Wild Isle Literature

View Original

MEDITATIONS: THE DHAMMAPADA, CHAPTER ELEVEN

Old Age

It is a Dead-Horse of mine, being bewildered by the opioid joys of those who are rotting. I do not necessarily mean those who suffer the pains and deterioration of age; more so, I refer to those who are happy to indulge in decadent sensory pleasures which only serve to hasten the degenerative process. I find myself asking the same question as does The Dhammapada:

Why the laughter, why the joy,
When flames are ever burning?
Surrounded by darkness,
Shouldn’t you search for the light? (Buddha 36)
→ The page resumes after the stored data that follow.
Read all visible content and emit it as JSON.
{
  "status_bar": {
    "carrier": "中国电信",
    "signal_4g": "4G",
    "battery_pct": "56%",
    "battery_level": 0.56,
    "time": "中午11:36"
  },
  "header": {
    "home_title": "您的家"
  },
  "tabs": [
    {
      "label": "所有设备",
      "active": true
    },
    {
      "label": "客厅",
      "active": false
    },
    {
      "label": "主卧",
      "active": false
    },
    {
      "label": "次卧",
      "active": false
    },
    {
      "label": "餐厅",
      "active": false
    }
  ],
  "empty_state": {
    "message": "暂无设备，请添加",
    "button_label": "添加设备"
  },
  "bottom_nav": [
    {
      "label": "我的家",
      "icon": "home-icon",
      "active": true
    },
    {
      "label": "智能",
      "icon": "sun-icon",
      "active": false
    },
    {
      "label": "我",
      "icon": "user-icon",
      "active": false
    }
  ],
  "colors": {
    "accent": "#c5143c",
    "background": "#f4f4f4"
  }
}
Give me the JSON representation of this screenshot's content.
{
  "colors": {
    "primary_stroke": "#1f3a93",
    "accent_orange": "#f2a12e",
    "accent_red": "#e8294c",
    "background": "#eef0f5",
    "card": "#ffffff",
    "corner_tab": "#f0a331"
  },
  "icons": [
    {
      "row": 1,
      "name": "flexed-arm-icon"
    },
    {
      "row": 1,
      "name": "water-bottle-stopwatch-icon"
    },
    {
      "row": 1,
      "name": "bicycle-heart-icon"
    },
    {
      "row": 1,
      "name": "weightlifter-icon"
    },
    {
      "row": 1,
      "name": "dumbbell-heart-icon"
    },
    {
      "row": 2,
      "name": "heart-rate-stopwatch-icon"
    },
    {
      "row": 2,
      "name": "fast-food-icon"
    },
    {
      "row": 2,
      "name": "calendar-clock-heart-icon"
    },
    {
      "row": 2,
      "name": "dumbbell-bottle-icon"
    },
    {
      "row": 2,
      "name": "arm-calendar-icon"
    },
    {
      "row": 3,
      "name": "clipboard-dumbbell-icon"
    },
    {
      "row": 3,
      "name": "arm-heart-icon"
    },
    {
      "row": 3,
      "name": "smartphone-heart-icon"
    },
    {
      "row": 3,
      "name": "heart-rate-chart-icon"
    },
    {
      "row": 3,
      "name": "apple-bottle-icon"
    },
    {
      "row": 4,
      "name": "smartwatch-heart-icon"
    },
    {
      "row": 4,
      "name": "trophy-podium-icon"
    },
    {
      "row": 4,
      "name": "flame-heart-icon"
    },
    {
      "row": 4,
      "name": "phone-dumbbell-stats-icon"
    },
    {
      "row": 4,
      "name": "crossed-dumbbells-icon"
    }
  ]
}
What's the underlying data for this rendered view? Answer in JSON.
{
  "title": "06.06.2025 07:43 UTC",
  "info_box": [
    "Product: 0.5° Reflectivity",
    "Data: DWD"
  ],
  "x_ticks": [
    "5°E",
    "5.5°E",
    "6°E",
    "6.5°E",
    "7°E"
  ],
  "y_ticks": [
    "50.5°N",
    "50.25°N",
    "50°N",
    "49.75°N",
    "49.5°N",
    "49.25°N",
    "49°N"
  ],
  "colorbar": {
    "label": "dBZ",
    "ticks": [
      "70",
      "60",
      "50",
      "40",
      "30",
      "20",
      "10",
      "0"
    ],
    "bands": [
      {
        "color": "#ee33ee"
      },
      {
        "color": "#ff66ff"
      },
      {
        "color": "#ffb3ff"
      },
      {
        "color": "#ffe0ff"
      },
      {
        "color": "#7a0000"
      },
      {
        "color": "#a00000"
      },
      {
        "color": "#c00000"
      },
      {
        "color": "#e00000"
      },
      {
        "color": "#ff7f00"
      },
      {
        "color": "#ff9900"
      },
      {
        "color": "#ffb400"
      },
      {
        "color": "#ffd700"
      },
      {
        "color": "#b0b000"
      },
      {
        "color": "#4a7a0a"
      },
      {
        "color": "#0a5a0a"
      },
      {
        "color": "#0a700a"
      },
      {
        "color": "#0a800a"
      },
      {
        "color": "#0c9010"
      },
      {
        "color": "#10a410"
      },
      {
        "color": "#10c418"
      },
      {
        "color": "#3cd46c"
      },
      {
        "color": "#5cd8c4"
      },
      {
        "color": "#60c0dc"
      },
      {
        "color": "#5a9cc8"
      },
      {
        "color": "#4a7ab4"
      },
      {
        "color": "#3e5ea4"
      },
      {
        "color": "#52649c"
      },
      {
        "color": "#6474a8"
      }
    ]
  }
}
The flames are simultaneously the fires of Hell as they are the burning wicks of candles. In a life partly defined by inescapable suffering, there are those who survive by biding their time, waiting for distractions. Like everyone born into the human condition, they too are surrounded by darkness: unfulfilled desires, anxious uncertainties, and certain, inevitable causes for despair. And so surrounded, they choose fire, hell, a temporary relief follow by an increase in intractable suffering. To one who does not choose that path, it seems a strangely self-destructive decision. Why not ascend to toward that which is higher rather than slide ever further into a bottomless, fiery pit?

And the pit is bottomless, make no mistake. Just as each distraction is depreciative and finite, so is the spiral of suffering expansive. Eventually, all façades will crack, and when they do, the rot underneath will show through. Then, even the slightest wind will collapse the largest house.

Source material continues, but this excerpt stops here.